Abschluss: Ordentliches Garn, entspannter Farbwechsel Ob du Tapestry liebst oder Corner-to-Corner planst – mit einem handlichen Ball, einer cleveren Wäscheklammer-Spule oder der Stabvariante bleiben Farben sauber getrennt, Wechsel gehen flüssig und dein Projekt läuft ohne Knoten-Chaos. Wähle die Methode passend zur Garnmenge und sichere Enden konsequent – dann steht langen, entspannten Häkel-Sessions nichts mehr im Weg.
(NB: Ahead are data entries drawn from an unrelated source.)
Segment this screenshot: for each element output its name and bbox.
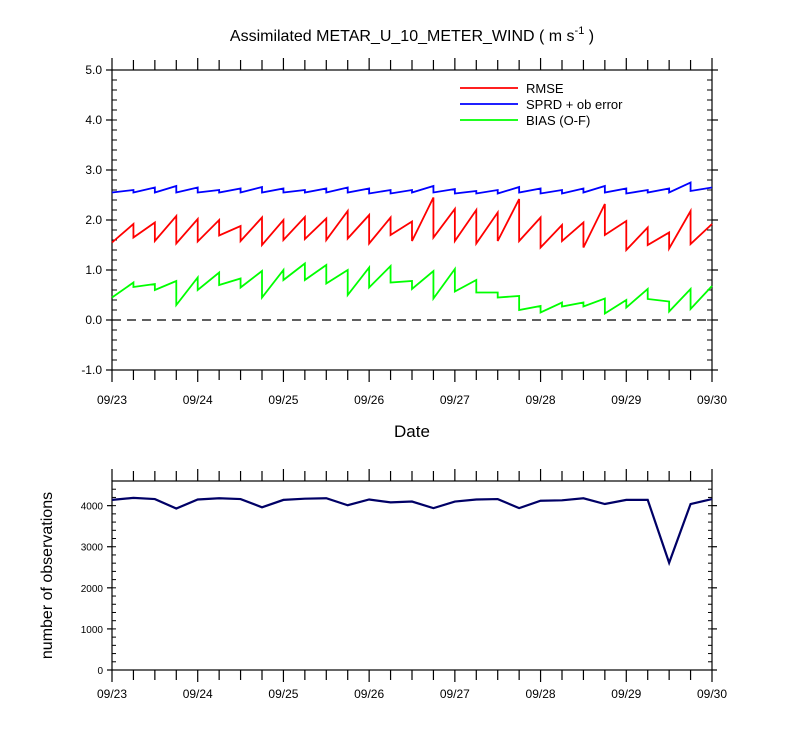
y-tick-label: -1.0 [81,363,102,377]
figure-title-main: Assimilated METAR_U_10_METER_WIND ( m s [230,28,575,45]
y-tick-label: 2.0 [85,213,102,227]
top-plot: -1.0 0.0 1.0 2.0 3.0 4.0 5.0 09/23 09/24 09/25 09/… [81,58,727,441]
legend-label: BIAS (O-F) [526,113,590,128]
figure-title-superscript: -1 [575,25,585,37]
y-tick-label: 5.0 [85,63,102,77]
x-tick-label: 09/24 [183,393,213,407]
x-tick-label: 09/27 [440,393,470,407]
x-tick-label: 09/29 [611,687,641,701]
x-tick-label: 09/24 [183,687,213,701]
y-tick-label: 3.0 [85,163,102,177]
series-line-observations [111,496,713,567]
series-line-bias-o-f [111,261,713,316]
figure-title-end: ) [584,28,594,45]
series-line-sprd-ob-error [111,181,713,195]
x-tick-label: 09/28 [526,687,556,701]
y-tick-label: 1000 [81,625,104,636]
y-tick-label: 1.0 [85,263,102,277]
x-tick-label: 09/28 [526,393,556,407]
x-tick-label: 09/26 [354,393,384,407]
x-tick-label: 09/25 [268,687,298,701]
x-tick-label: 09/29 [611,393,641,407]
series-line-rmse [111,197,713,253]
plot-frame [111,69,713,371]
y-axis-label: number of observations [39,492,56,659]
x-tick-label: 09/23 [97,687,127,701]
y-tick-label: 0.0 [85,313,102,327]
x-tick-label: 09/30 [697,687,727,701]
x-tick-label: 09/26 [354,687,384,701]
x-tick-label: 09/30 [697,393,727,407]
y-tick-label: 2000 [81,584,104,595]
plot-frame [111,480,713,671]
x-tick-label: 09/27 [440,687,470,701]
x-axis-label: Date [394,422,430,441]
x-tick-label: 09/23 [97,393,127,407]
figure-title: Assimilated METAR_U_10_METER_WIND ( m s-… [230,25,594,45]
legend-label: RMSE [526,81,564,96]
y-tick-label: 0 [97,666,103,677]
y-tick-label: 3000 [81,543,104,554]
legend-label: SPRD + ob error [526,97,623,112]
y-tick-label: 4000 [81,502,104,513]
y-tick-label: 4.0 [85,113,102,127]
bottom-plot: 0 1000 2000 3000 4000 09/23 09/24 09/25 09/26 09/… [39,469,727,701]
x-tick-label: 09/25 [268,393,298,407]
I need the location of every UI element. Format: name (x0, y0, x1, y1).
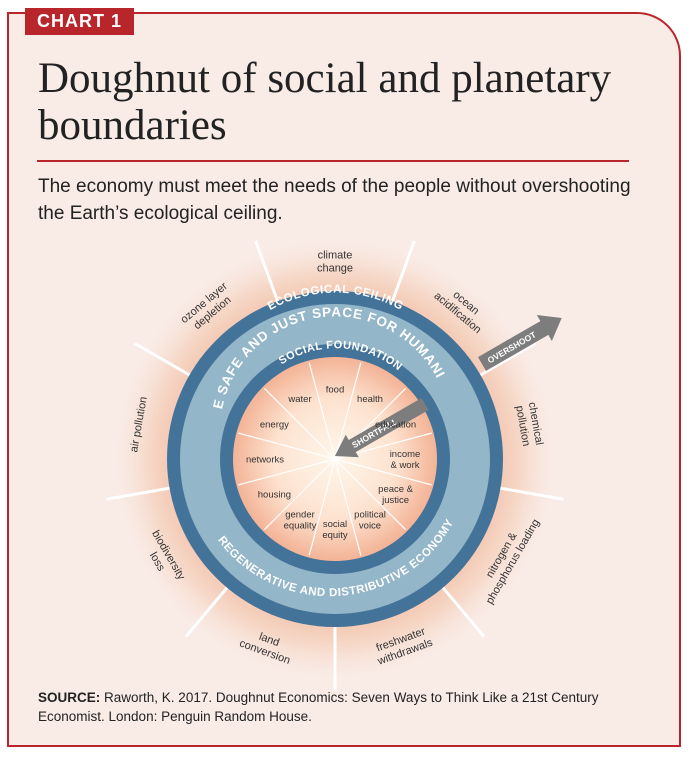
social-foundation-item: energy (260, 420, 289, 431)
social-foundation-item-line: justice (381, 495, 409, 506)
ecological-boundary-label-line: climate (318, 250, 353, 262)
social-foundation-item-line: political (354, 510, 386, 521)
social-item-divider (238, 432, 336, 460)
social-foundation-item: networks (246, 455, 284, 466)
social-foundation-item: food (326, 385, 345, 396)
social-item-divider (308, 362, 336, 460)
social-foundation-item-line: & work (390, 460, 419, 471)
boundary-spoke (492, 485, 564, 501)
social-foundation-item: peace &justice (378, 484, 414, 506)
chart-subtitle: The economy must meet the needs of the p… (38, 176, 631, 224)
social-item-divider (238, 458, 336, 486)
boundary-spoke (254, 240, 282, 310)
social-foundation-item-line: voice (359, 521, 381, 532)
social-foundation-item: education (375, 420, 416, 431)
social-item-divider (263, 458, 336, 531)
chart-title: Doughnut of social and planetary boundar… (38, 55, 612, 149)
social-foundation-item-line: social (323, 519, 347, 530)
social-foundation-item-line: energy (260, 420, 289, 431)
ecological-boundary-label-line: change (317, 263, 353, 275)
chart-number-tag: CHART 1 (25, 8, 135, 35)
social-foundation-item-line: gender (285, 510, 315, 521)
social-foundation-item-line: food (326, 385, 345, 396)
social-foundation-item: water (287, 394, 311, 405)
source-note: SOURCE: Raworth, K. 2017. Doughnut Econo… (38, 688, 648, 726)
social-item-divider (334, 362, 362, 460)
social-foundation-labels: food health education income& work peace &ju… (246, 385, 420, 542)
social-item-divider (334, 458, 362, 556)
social-foundation-item-line: equality (284, 521, 317, 532)
social-foundation-item: health (357, 394, 383, 405)
boundary-spoke (436, 580, 486, 638)
social-foundation-item-line: health (357, 394, 383, 405)
social-foundation-item-line: education (375, 420, 416, 431)
source-text: Raworth, K. 2017. Doughnut Economics: Se… (38, 690, 599, 724)
boundary-spoke (472, 341, 537, 381)
social-item-divider (334, 458, 407, 531)
social-foundation-item-line: income (390, 449, 421, 460)
boundary-spoke (133, 341, 198, 381)
title-divider (37, 160, 629, 162)
social-foundation-item-line: equity (322, 530, 348, 541)
social-foundation-item: housing (258, 490, 291, 501)
social-item-divider (308, 458, 336, 556)
social-foundation-item-line: housing (258, 490, 291, 501)
boundary-spoke (388, 240, 416, 310)
boundary-spoke (106, 485, 178, 501)
social-foundation-item-line: water (287, 394, 311, 405)
social-foundation-item-line: peace & (378, 484, 414, 495)
boundary-spokes (106, 240, 564, 691)
social-item-divider (334, 458, 432, 486)
social-foundation-item-line: networks (246, 455, 284, 466)
social-item-divider (263, 387, 336, 460)
social-foundation-item: income& work (390, 449, 421, 471)
boundary-spoke (184, 580, 234, 638)
source-label: SOURCE: (38, 690, 101, 705)
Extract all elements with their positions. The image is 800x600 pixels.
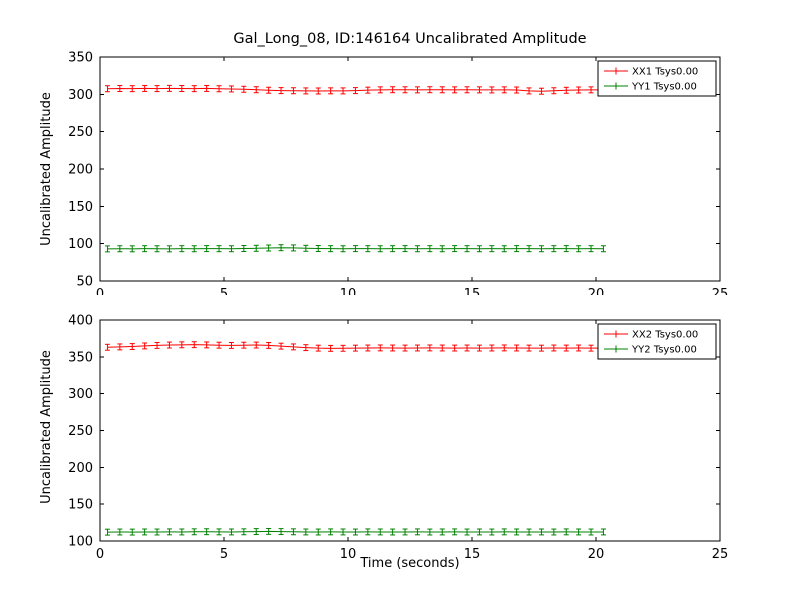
y-tick-label: 350: [68, 51, 93, 66]
legend-label: YY2 Tsys0.00: [631, 345, 697, 356]
x-tick-label: 0: [96, 287, 104, 295]
y-tick-label: 200: [68, 461, 93, 476]
series-XX2: [104, 341, 606, 352]
x-tick-label: 15: [464, 287, 481, 295]
y-tick-label: 300: [68, 387, 93, 402]
series-XX1: [104, 84, 606, 95]
series-YY1: [104, 244, 606, 253]
chart-canvas: 0 5 10 15 20 25 100 150 200 250 300 350 400 XX2 Tsys0…: [68, 314, 728, 563]
x-ticks: 0 5 10 15 20 25: [96, 320, 728, 562]
y-tick-label: 100: [68, 237, 93, 252]
series-YY2: [104, 527, 606, 536]
top-subplot: 0 5 10 15 20 25 50 100 150 200 250 300 350 XX1 Tsys0.…: [40, 45, 760, 296]
y-tick-label: 400: [68, 314, 93, 329]
bottom-subplot: 0 5 10 15 20 25 100 150 200 250 300 350 400 XX2 Tsys0…: [40, 308, 760, 568]
y-ticks: 100 150 200 250 300 350 400: [68, 314, 720, 550]
x-tick-label: 15: [464, 547, 481, 562]
y-tick-label: 200: [68, 163, 93, 178]
x-tick-label: 5: [220, 547, 228, 562]
x-tick-label: 10: [340, 287, 357, 295]
x-ticks: 0 5 10 15 20 25: [96, 57, 728, 295]
y-tick-label: 350: [68, 350, 93, 365]
x-tick-label: 0: [96, 547, 104, 562]
x-tick-label: 20: [588, 287, 605, 295]
y-tick-label: 300: [68, 88, 93, 103]
y-tick-label: 250: [68, 125, 93, 140]
legend: XX2 Tsys0.00 YY2 Tsys0.00: [597, 323, 717, 360]
x-tick-label: 25: [712, 287, 729, 295]
legend-label: XX1 Tsys0.00: [632, 67, 698, 78]
y-tick-label: 150: [68, 498, 93, 513]
legend: XX1 Tsys0.00 YY1 Tsys0.00: [597, 60, 717, 97]
x-tick-label: 5: [220, 287, 228, 295]
y-tick-label: 150: [68, 200, 93, 215]
y-ticks: 50 100 150 200 250 300 350: [68, 51, 720, 290]
y-tick-label: 100: [68, 535, 93, 550]
x-tick-label: 10: [340, 547, 357, 562]
y-tick-label: 50: [76, 275, 93, 290]
x-axis-label: Time (seconds): [360, 556, 460, 571]
legend-label: XX2 Tsys0.00: [632, 330, 698, 341]
y-tick-label: 250: [68, 424, 93, 439]
x-tick-label: 20: [588, 547, 605, 562]
figure-title: Gal_Long_08, ID:146164 Uncalibrated Ampl…: [233, 31, 587, 47]
legend-label: YY1 Tsys0.00: [631, 82, 697, 93]
x-tick-label: 25: [712, 547, 729, 562]
chart-canvas: 0 5 10 15 20 25 50 100 150 200 250 300 350 XX1 Tsys0.…: [68, 51, 728, 296]
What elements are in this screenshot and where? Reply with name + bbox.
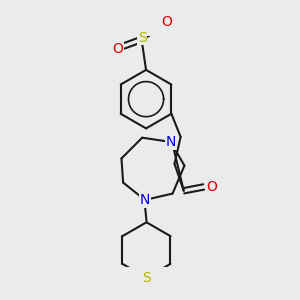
Text: N: N [166,135,176,149]
Text: O: O [206,180,217,194]
Text: S: S [142,271,151,285]
Text: S: S [138,31,147,44]
Text: O: O [112,42,123,56]
Text: N: N [140,193,150,207]
Text: O: O [161,15,172,29]
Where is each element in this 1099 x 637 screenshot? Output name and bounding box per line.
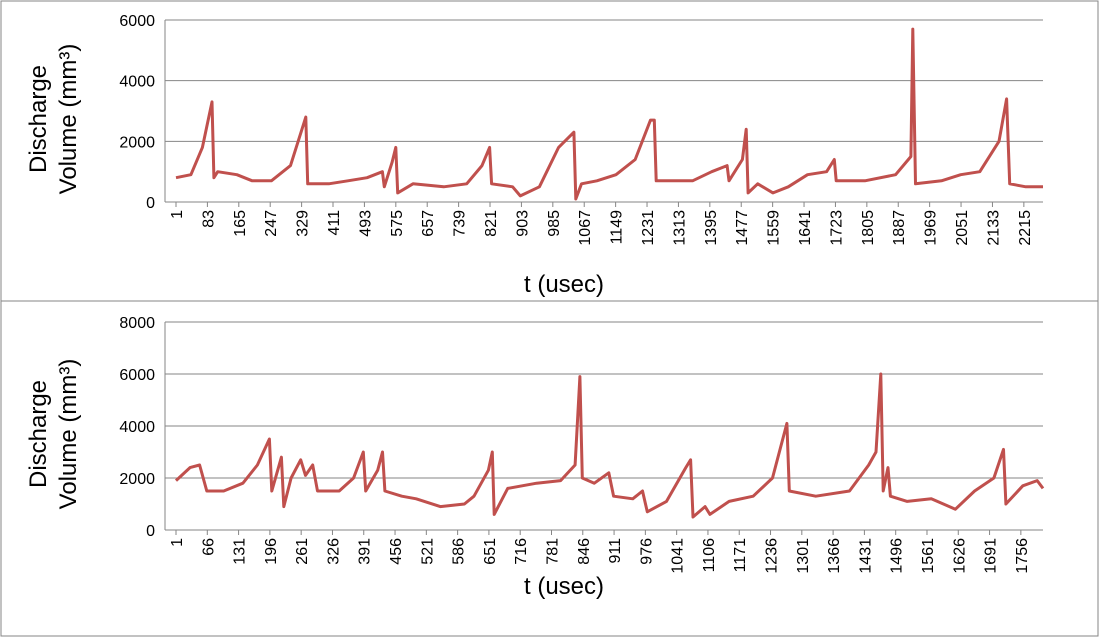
- x-tick-label: 1149: [609, 210, 626, 245]
- x-tick-label: 1723: [828, 210, 845, 246]
- x-tick-label: 1496: [889, 538, 906, 574]
- y-axis-label: Volume (mm³): [55, 44, 82, 195]
- y-tick-label: 0: [146, 195, 155, 212]
- x-tick-label: 911: [607, 538, 624, 564]
- x-tick-label: 1313: [671, 210, 688, 246]
- x-tick-label: 1106: [701, 538, 718, 573]
- y-tick-label: 4000: [119, 74, 155, 91]
- x-tick-label: 821: [483, 210, 500, 237]
- x-tick-label: 1431: [857, 538, 874, 574]
- x-tick-label: 1301: [795, 538, 812, 574]
- x-tick-label: 1171: [732, 538, 749, 573]
- x-tick-label: 131: [232, 538, 249, 565]
- y-axis-label: Discharge: [25, 65, 52, 173]
- x-tick-label: 1887: [891, 210, 908, 246]
- x-tick-label: 493: [357, 210, 374, 237]
- y-axis-label: Discharge: [25, 380, 52, 488]
- x-tick-label: 1366: [826, 538, 843, 574]
- x-tick-label: 411: [326, 210, 343, 236]
- x-tick-label: 1805: [860, 210, 877, 246]
- x-tick-label: 1626: [951, 538, 968, 574]
- x-tick-label: 1231: [640, 210, 657, 246]
- x-tick-label: 1041: [670, 538, 687, 574]
- y-tick-label: 2000: [119, 134, 155, 151]
- x-tick-label: 1395: [703, 210, 720, 246]
- y-tick-label: 6000: [119, 13, 155, 30]
- x-tick-label: 575: [389, 210, 406, 237]
- x-tick-label: 781: [544, 538, 561, 565]
- x-tick-label: 329: [295, 210, 312, 237]
- x-tick-label: 2133: [985, 210, 1002, 246]
- x-tick-label: 1: [169, 538, 186, 547]
- x-tick-label: 1691: [983, 538, 1000, 574]
- x-tick-label: 1067: [577, 210, 594, 246]
- data-line: [174, 372, 1045, 519]
- x-tick-label: 903: [514, 210, 531, 237]
- x-tick-label: 66: [200, 538, 217, 556]
- x-tick-label: 716: [513, 538, 530, 565]
- x-tick-label: 657: [420, 210, 437, 237]
- x-tick-label: 326: [325, 538, 342, 565]
- x-tick-label: 247: [263, 210, 280, 237]
- x-tick-label: 1641: [797, 210, 814, 246]
- y-tick-label: 6000: [119, 367, 155, 384]
- x-tick-label: 83: [200, 210, 217, 228]
- x-tick-label: 976: [638, 538, 655, 565]
- y-axis-label: Volume (mm³): [55, 359, 82, 510]
- x-tick-label: 521: [419, 538, 436, 565]
- x-tick-label: 1969: [923, 210, 940, 246]
- y-tick-label: 8000: [119, 315, 155, 332]
- x-tick-label: 1559: [766, 210, 783, 246]
- x-axis-label: t (usec): [524, 573, 604, 600]
- x-tick-label: 261: [294, 538, 311, 565]
- x-tick-label: 846: [576, 538, 593, 565]
- x-tick-label: 1756: [1014, 538, 1031, 574]
- x-tick-label: 2215: [1017, 210, 1034, 246]
- data-line: [175, 27, 1043, 201]
- x-tick-label: 739: [452, 210, 469, 237]
- x-axis-label: t (usec): [524, 271, 604, 298]
- x-tick-label: 651: [482, 538, 499, 565]
- x-tick-label: 1: [169, 210, 186, 219]
- x-tick-label: 165: [232, 210, 249, 237]
- y-tick-label: 0: [146, 523, 155, 540]
- x-tick-label: 586: [451, 538, 468, 565]
- x-tick-label: 2051: [954, 210, 971, 246]
- x-tick-label: 1236: [764, 538, 781, 574]
- x-tick-label: 985: [546, 210, 563, 237]
- x-tick-label: 1561: [920, 538, 937, 574]
- y-tick-label: 2000: [119, 471, 155, 488]
- x-tick-label: 196: [263, 538, 280, 565]
- x-tick-label: 456: [388, 538, 405, 565]
- x-tick-label: 1477: [734, 210, 751, 246]
- x-tick-label: 391: [357, 538, 374, 565]
- y-tick-label: 4000: [119, 419, 155, 436]
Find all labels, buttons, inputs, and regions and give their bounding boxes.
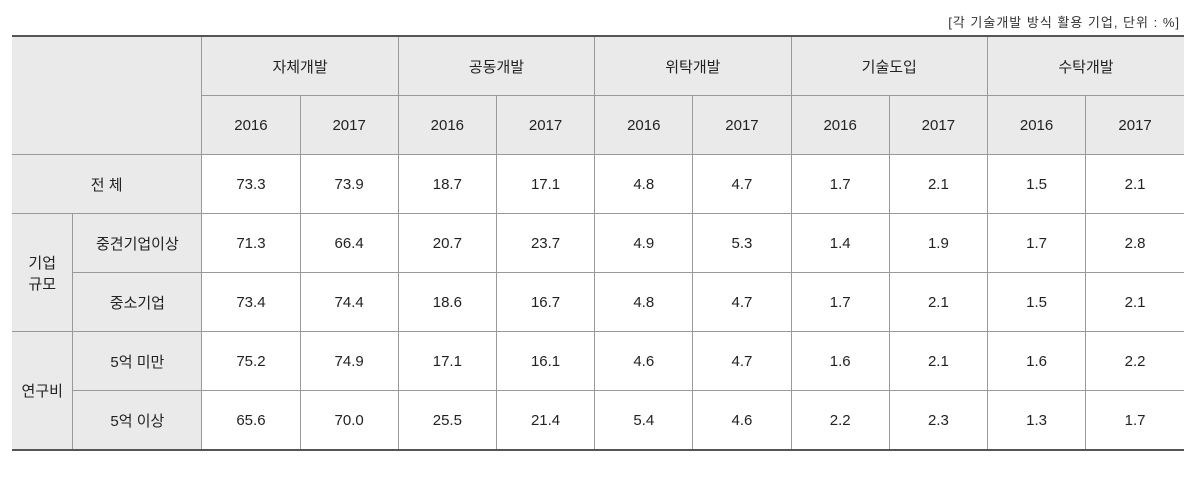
col-group: 공동개발 [398, 36, 594, 96]
cell: 73.4 [202, 273, 300, 332]
cell: 1.5 [987, 155, 1085, 214]
col-year: 2016 [398, 96, 496, 155]
row-group-label: 연구비 [12, 332, 73, 451]
col-year: 2017 [1086, 96, 1184, 155]
cell: 65.6 [202, 391, 300, 451]
cell: 74.4 [300, 273, 398, 332]
row-label: 중소기업 [73, 273, 202, 332]
cell: 1.7 [791, 273, 889, 332]
col-year: 2017 [496, 96, 594, 155]
row-label: 5억 이상 [73, 391, 202, 451]
cell: 75.2 [202, 332, 300, 391]
table-row: 중소기업 73.4 74.4 18.6 16.7 4.8 4.7 1.7 2.1… [12, 273, 1184, 332]
cell: 1.5 [987, 273, 1085, 332]
col-group: 수탁개발 [987, 36, 1184, 96]
cell: 2.2 [791, 391, 889, 451]
col-year: 2016 [791, 96, 889, 155]
cell: 4.7 [693, 155, 791, 214]
cell: 2.1 [1086, 155, 1184, 214]
row-label-total: 전 체 [12, 155, 202, 214]
cell: 1.6 [987, 332, 1085, 391]
cell: 1.7 [791, 155, 889, 214]
table-row: 기업규모 중견기업이상 71.3 66.4 20.7 23.7 4.9 5.3 … [12, 214, 1184, 273]
cell: 2.1 [889, 332, 987, 391]
col-group: 기술도입 [791, 36, 987, 96]
cell: 1.6 [791, 332, 889, 391]
cell: 4.7 [693, 273, 791, 332]
cell: 74.9 [300, 332, 398, 391]
cell: 16.1 [496, 332, 594, 391]
row-label: 5억 미만 [73, 332, 202, 391]
col-group: 위탁개발 [595, 36, 791, 96]
row-group-label: 기업규모 [12, 214, 73, 332]
cell: 23.7 [496, 214, 594, 273]
cell: 18.6 [398, 273, 496, 332]
cell: 1.4 [791, 214, 889, 273]
cell: 2.1 [1086, 273, 1184, 332]
col-year: 2016 [595, 96, 693, 155]
header-blank [12, 36, 202, 155]
cell: 2.3 [889, 391, 987, 451]
cell: 66.4 [300, 214, 398, 273]
col-year: 2017 [300, 96, 398, 155]
col-year: 2016 [202, 96, 300, 155]
cell: 21.4 [496, 391, 594, 451]
cell: 70.0 [300, 391, 398, 451]
cell: 2.1 [889, 273, 987, 332]
cell: 1.7 [987, 214, 1085, 273]
table-row: 5억 이상 65.6 70.0 25.5 21.4 5.4 4.6 2.2 2.… [12, 391, 1184, 451]
cell: 4.6 [693, 391, 791, 451]
cell: 4.8 [595, 273, 693, 332]
cell: 2.2 [1086, 332, 1184, 391]
col-year: 2017 [889, 96, 987, 155]
cell: 5.3 [693, 214, 791, 273]
table-caption: [각 기술개발 방식 활용 기업, 단위 : %] [12, 12, 1184, 31]
table-row: 전 체 73.3 73.9 18.7 17.1 4.8 4.7 1.7 2.1 … [12, 155, 1184, 214]
table-row: 연구비 5억 미만 75.2 74.9 17.1 16.1 4.6 4.7 1.… [12, 332, 1184, 391]
cell: 20.7 [398, 214, 496, 273]
cell: 17.1 [398, 332, 496, 391]
cell: 25.5 [398, 391, 496, 451]
cell: 71.3 [202, 214, 300, 273]
cell: 16.7 [496, 273, 594, 332]
cell: 2.1 [889, 155, 987, 214]
row-label: 중견기업이상 [73, 214, 202, 273]
cell: 5.4 [595, 391, 693, 451]
col-year: 2016 [987, 96, 1085, 155]
cell: 4.8 [595, 155, 693, 214]
cell: 4.9 [595, 214, 693, 273]
cell: 2.8 [1086, 214, 1184, 273]
cell: 73.9 [300, 155, 398, 214]
cell: 4.6 [595, 332, 693, 391]
cell: 18.7 [398, 155, 496, 214]
cell: 1.7 [1086, 391, 1184, 451]
cell: 1.9 [889, 214, 987, 273]
cell: 17.1 [496, 155, 594, 214]
cell: 4.7 [693, 332, 791, 391]
col-group: 자체개발 [202, 36, 398, 96]
data-table: 자체개발 공동개발 위탁개발 기술도입 수탁개발 2016 2017 2016 … [12, 35, 1184, 451]
cell: 1.3 [987, 391, 1085, 451]
col-year: 2017 [693, 96, 791, 155]
cell: 73.3 [202, 155, 300, 214]
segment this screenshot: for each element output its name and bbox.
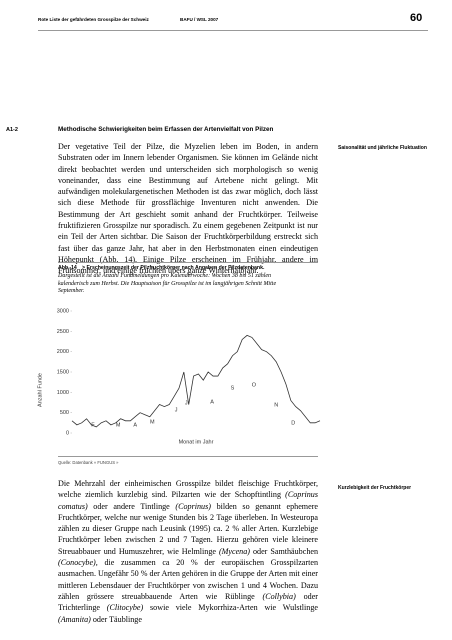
text-run: (Collybia) [262, 591, 296, 601]
x-tick-label: A [133, 422, 137, 428]
page-number: 60 [410, 12, 423, 24]
x-tick-label: J [175, 407, 178, 413]
data-line [71, 334, 321, 428]
y-tick-label: 2000 [57, 349, 69, 355]
x-tick-label: J [185, 400, 188, 406]
text-run: Die Mehrzahl der einheimischen Grosspilz… [58, 479, 318, 500]
figure-title: > Erscheinungszeit der Pilzfruchtkörper … [82, 265, 265, 271]
y-tick-label: 2500 [57, 329, 69, 335]
x-tick-label: M [116, 422, 121, 428]
text-run: (Clitocybe) [106, 603, 144, 613]
y-axis-label: Anzahl Funde [37, 373, 43, 407]
text-run: (Mycena) [218, 546, 250, 556]
y-tick-label: 1000 [57, 390, 69, 396]
x-tick-label: D [291, 420, 295, 426]
text-run: (Coprinus) [175, 501, 211, 511]
paragraph: Der vegetative Teil der Pilze, die Myzel… [58, 142, 318, 276]
header-left: Rote Liste der gefährdeten Grosspilze de… [38, 17, 149, 22]
figure-rule [58, 262, 318, 263]
x-tick-label: N [274, 402, 278, 408]
section-number: A1-2 [6, 127, 18, 133]
text-run: oder Täublinge [90, 614, 142, 624]
text-run: oder andere Tintlinge [87, 501, 176, 511]
text-run: (Coprinus comatus) [58, 490, 318, 511]
text-run: (Amanita) [58, 614, 91, 624]
text-run: sowie viele Mykorrhiza-Arten wie Wulstli… [143, 603, 318, 613]
header-rule [38, 30, 428, 31]
header-center: BAFU / WSL 2007 [180, 17, 219, 22]
text-run: oder Samthäubchen [249, 546, 319, 556]
section-title: Methodische Schwierigkeiten beim Erfasse… [58, 126, 274, 133]
y-tick-label: 1500 [57, 369, 69, 375]
x-tick-label: O [252, 382, 257, 388]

Randnotiz Dieser Beitrag fokussiert das Wickeln von Garnbällen und -spulen. Themen wie spezielle Stickrahmen werden hier nicht behandelt – Begriffe wie magnetisch Stickrahmen oder Endlos Stickrahmen tauchen in anderen Kontexten auf. Ebenso beziehen sich Bezeichnungen wie brother Stickmaschine oder janome Stickmaschine auf Maschinenwelten außerhalb dieses Videos. Wer nach Zubehör aus dem Bereich sucht, stolpert vielleicht über Namen wie snap hoop monster oder mighty hoops – sie sind für dieses Tutorial nicht erforderlich.
Organisations-Tipp Bewahre mehrere Spulen nebeneinander in einer flachen Box auf. Leg die Arbeitsenden sichtbar nach oben und sichere sie mit kleinen Clips. So verhinderst du, dass Fäden sich beim Herausnehmen quer verhaken – besonders bei mehrfarbigen Projekten. In ganz anderen Setups begegnet dir übrigens gelegentlich der Begriff magnetisch Stickrahmen – auch das gehört nicht zu den hier gezeigten Techniken, ist aber für manche Maschinennutzer relevant.